Durant les trois jours qui suivent l'accouchement, calculés de moment à moment à partir de l'accouchement (soit soixante-douze heures), la femme est considérée comme en danger et il est permis de profaner le Chabbat pour elle, même pour des mélakhot d'ordre toranique, et même si elle dit qu'elle n'en a pas besoin, on ne l'écoute pas. Du troisième au septième jour, toujours de moment à moment, on profane le Chabbat à sa demande si elle dit qu'elle en a besoin, et si elle dit qu'elle n'en a pas besoin, on l'écoute.

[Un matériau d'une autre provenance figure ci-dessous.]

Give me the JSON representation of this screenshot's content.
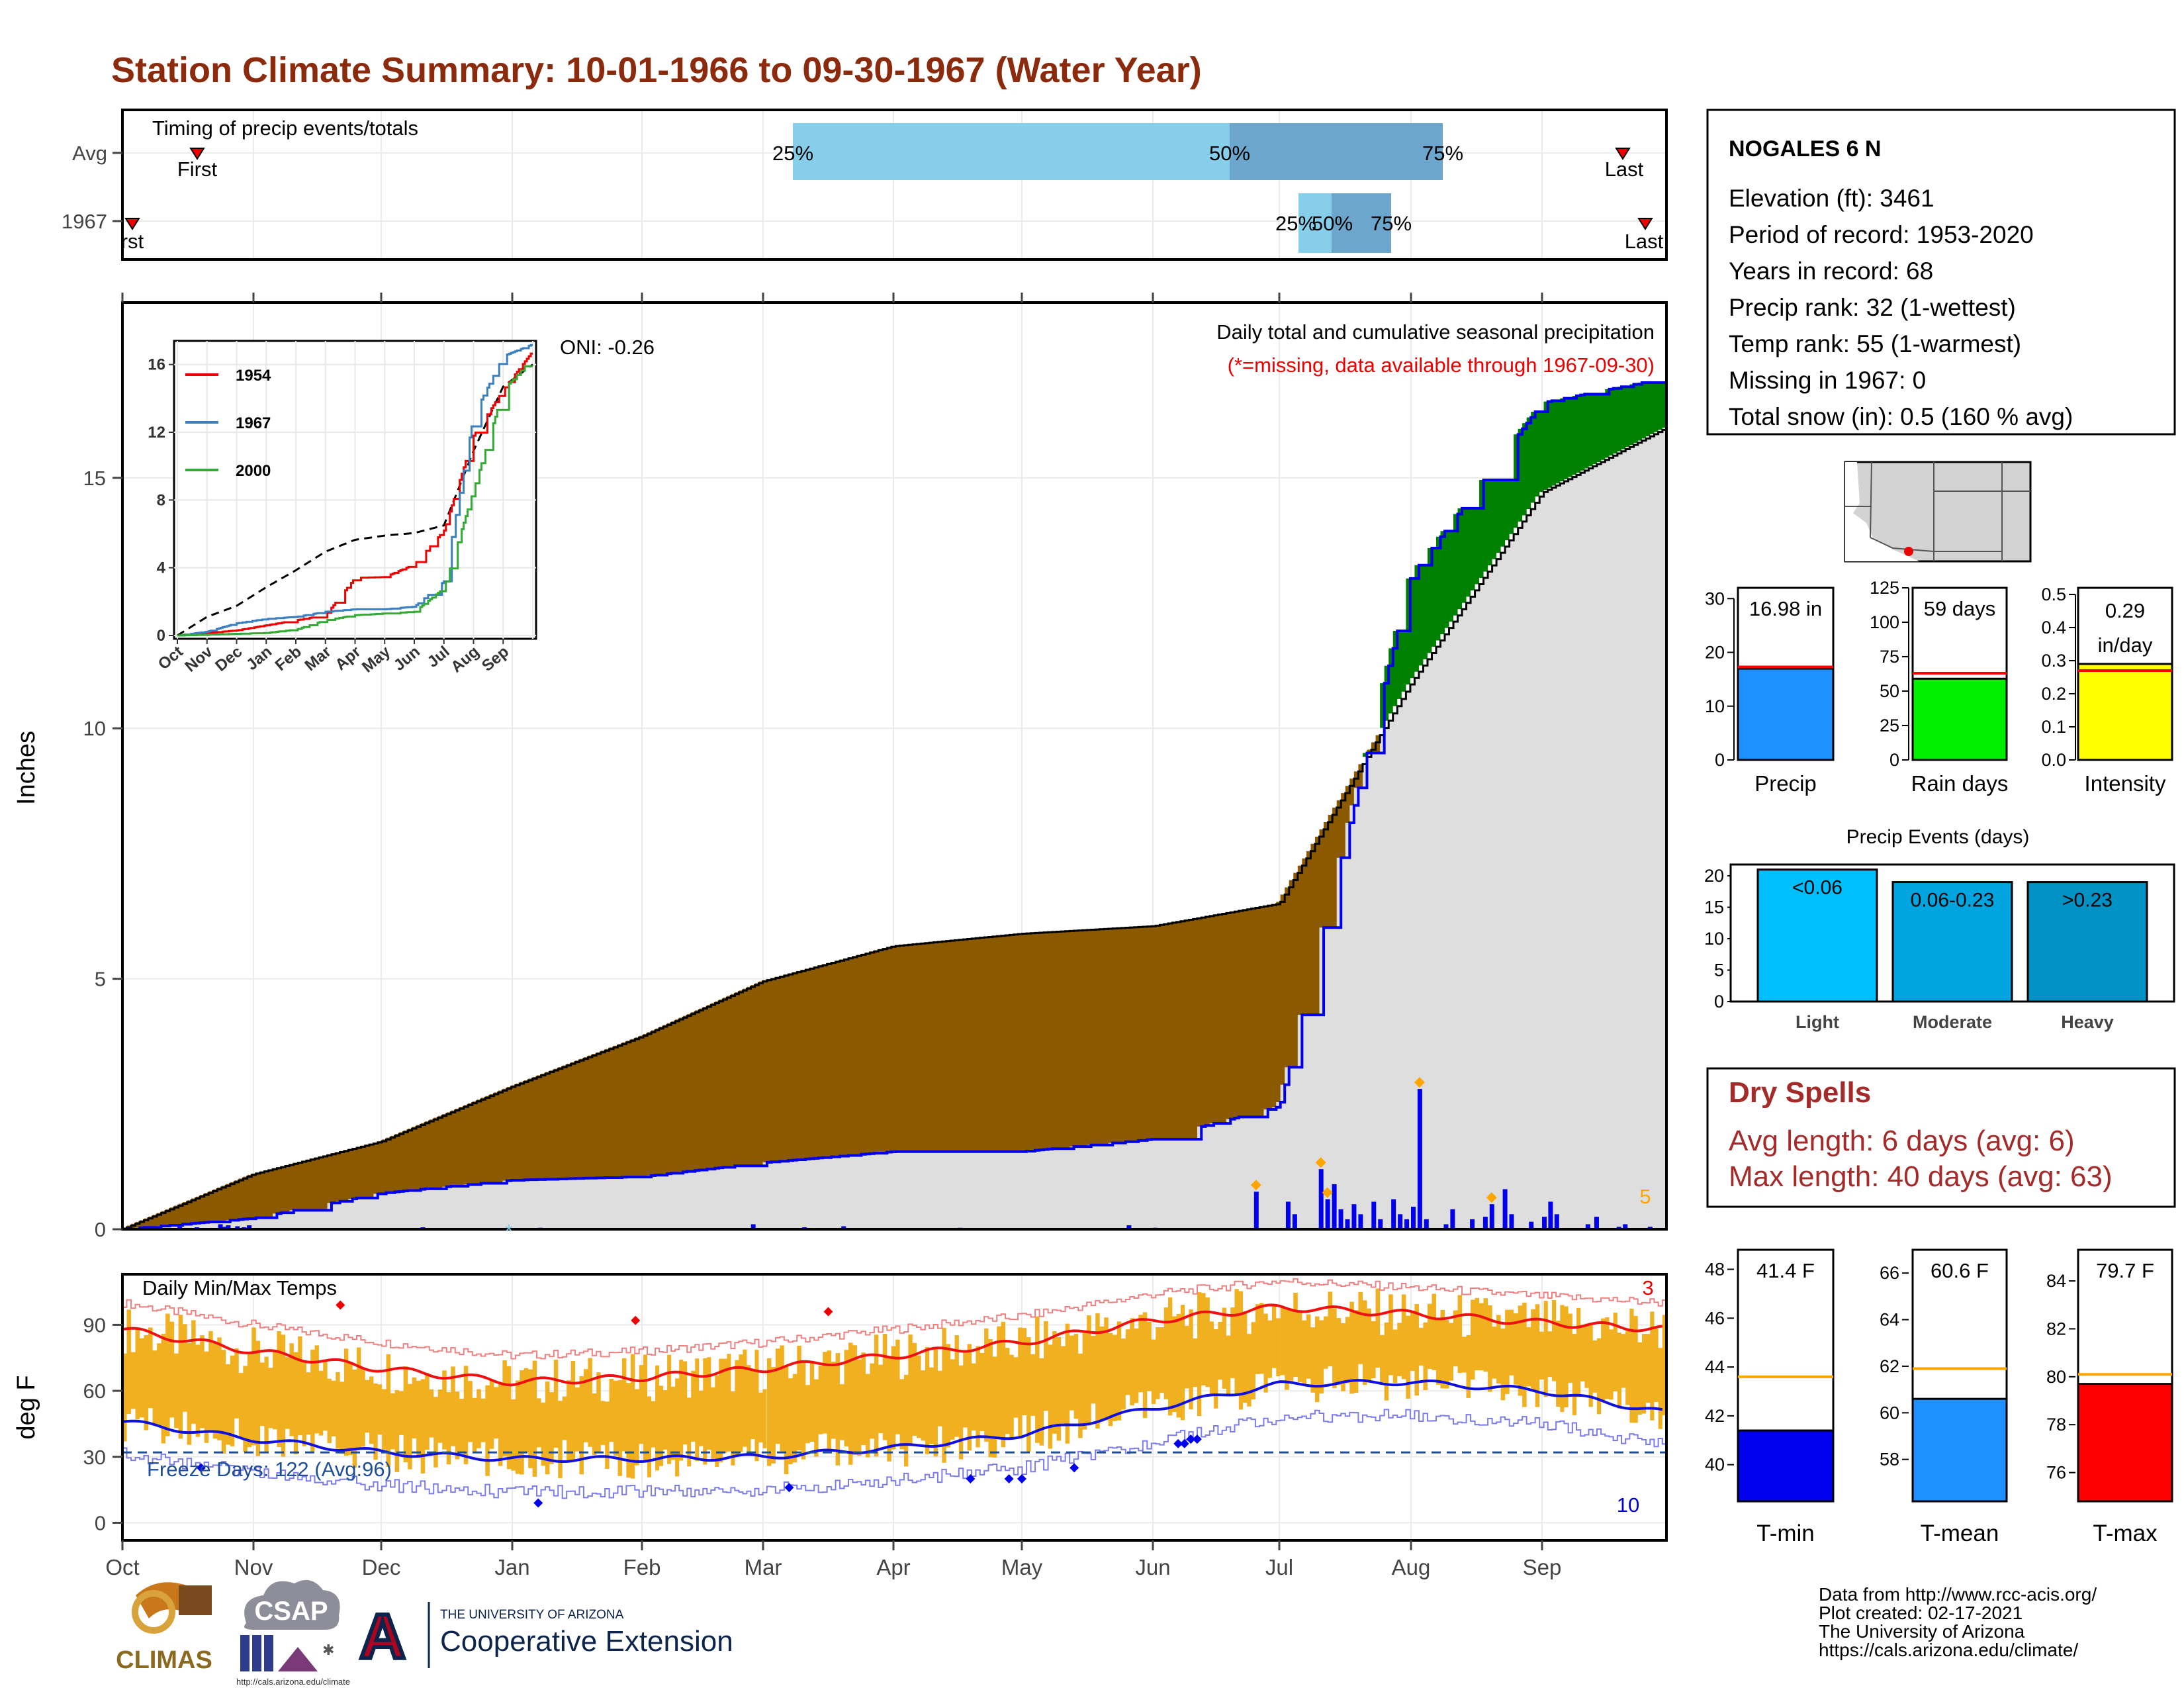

Si elle ne dit rien, on profane le Chabbat pour elle. Au-delà, même si elle dit qu'elle en a besoin, on ne profane plus le Chabbat pour elle. Cependant, jusqu'à trente jours, elle a le statut de malade sans danger vital, et si elle dit qu'elle en a besoin, il est permis de faire tout ce qui est nécessaire pour elle, concernant les actes impliquant une profanation du Chabbat, mais uniquement par l'intermédiaire d'un non-juif. Une femme qui fait une fausse couche après quarante jours a le même statut qu'une yoledet, et on profane le Chabbat pour elle.

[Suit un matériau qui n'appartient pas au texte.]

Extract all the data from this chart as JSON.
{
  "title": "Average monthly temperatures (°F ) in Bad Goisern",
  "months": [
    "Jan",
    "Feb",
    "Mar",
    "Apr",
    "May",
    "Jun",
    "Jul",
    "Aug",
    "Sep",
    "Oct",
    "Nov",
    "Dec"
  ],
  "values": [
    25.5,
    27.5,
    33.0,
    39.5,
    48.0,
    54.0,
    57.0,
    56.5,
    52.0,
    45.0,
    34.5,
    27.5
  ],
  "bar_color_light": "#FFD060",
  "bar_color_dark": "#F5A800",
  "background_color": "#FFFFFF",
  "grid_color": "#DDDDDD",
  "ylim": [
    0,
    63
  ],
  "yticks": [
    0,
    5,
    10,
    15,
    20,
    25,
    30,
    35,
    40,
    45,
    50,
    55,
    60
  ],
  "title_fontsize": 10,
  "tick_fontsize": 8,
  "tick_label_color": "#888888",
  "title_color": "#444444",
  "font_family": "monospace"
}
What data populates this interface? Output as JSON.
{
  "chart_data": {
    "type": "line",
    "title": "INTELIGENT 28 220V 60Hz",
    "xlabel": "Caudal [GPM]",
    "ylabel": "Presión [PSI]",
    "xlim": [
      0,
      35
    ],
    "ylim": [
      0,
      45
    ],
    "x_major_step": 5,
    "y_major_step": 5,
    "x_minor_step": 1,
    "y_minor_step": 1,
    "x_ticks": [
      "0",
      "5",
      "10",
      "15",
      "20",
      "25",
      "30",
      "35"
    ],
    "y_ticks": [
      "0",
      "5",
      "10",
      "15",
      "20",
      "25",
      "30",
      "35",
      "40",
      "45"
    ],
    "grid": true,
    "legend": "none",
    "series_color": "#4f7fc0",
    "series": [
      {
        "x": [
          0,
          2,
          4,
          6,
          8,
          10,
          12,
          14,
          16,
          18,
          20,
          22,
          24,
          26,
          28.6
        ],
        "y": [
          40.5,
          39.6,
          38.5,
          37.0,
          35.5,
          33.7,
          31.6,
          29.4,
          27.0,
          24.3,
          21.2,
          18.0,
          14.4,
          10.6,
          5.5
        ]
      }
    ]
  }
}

(Yalkout Yossef, Lois de Chabbat, Chapitre 330 - Lois de la femme en couches pendant Chabbat, Halakha 22)
Comment calcule-t-on les jours pour déterminer si l'on peut profaner le Chabbat pour une femme après l'accouchement ?
Si Chabbat tombe dans les trois jours suivant l'accouchement, peut-on profaner le Chabbat pour la femme ?
Réponse

Tous ces jours sont comptés de moment à moment à partir de l'accouchement. Ainsi, si Chabbat tombe dans les trois jours suivant l'accouchement, on profane le Chabbat pour elle. Si Chabbat tombe dans les sept jours suivant l'accouchement, cela dépend si elle dit qu'elle en a besoin, comme expliqué précédemment.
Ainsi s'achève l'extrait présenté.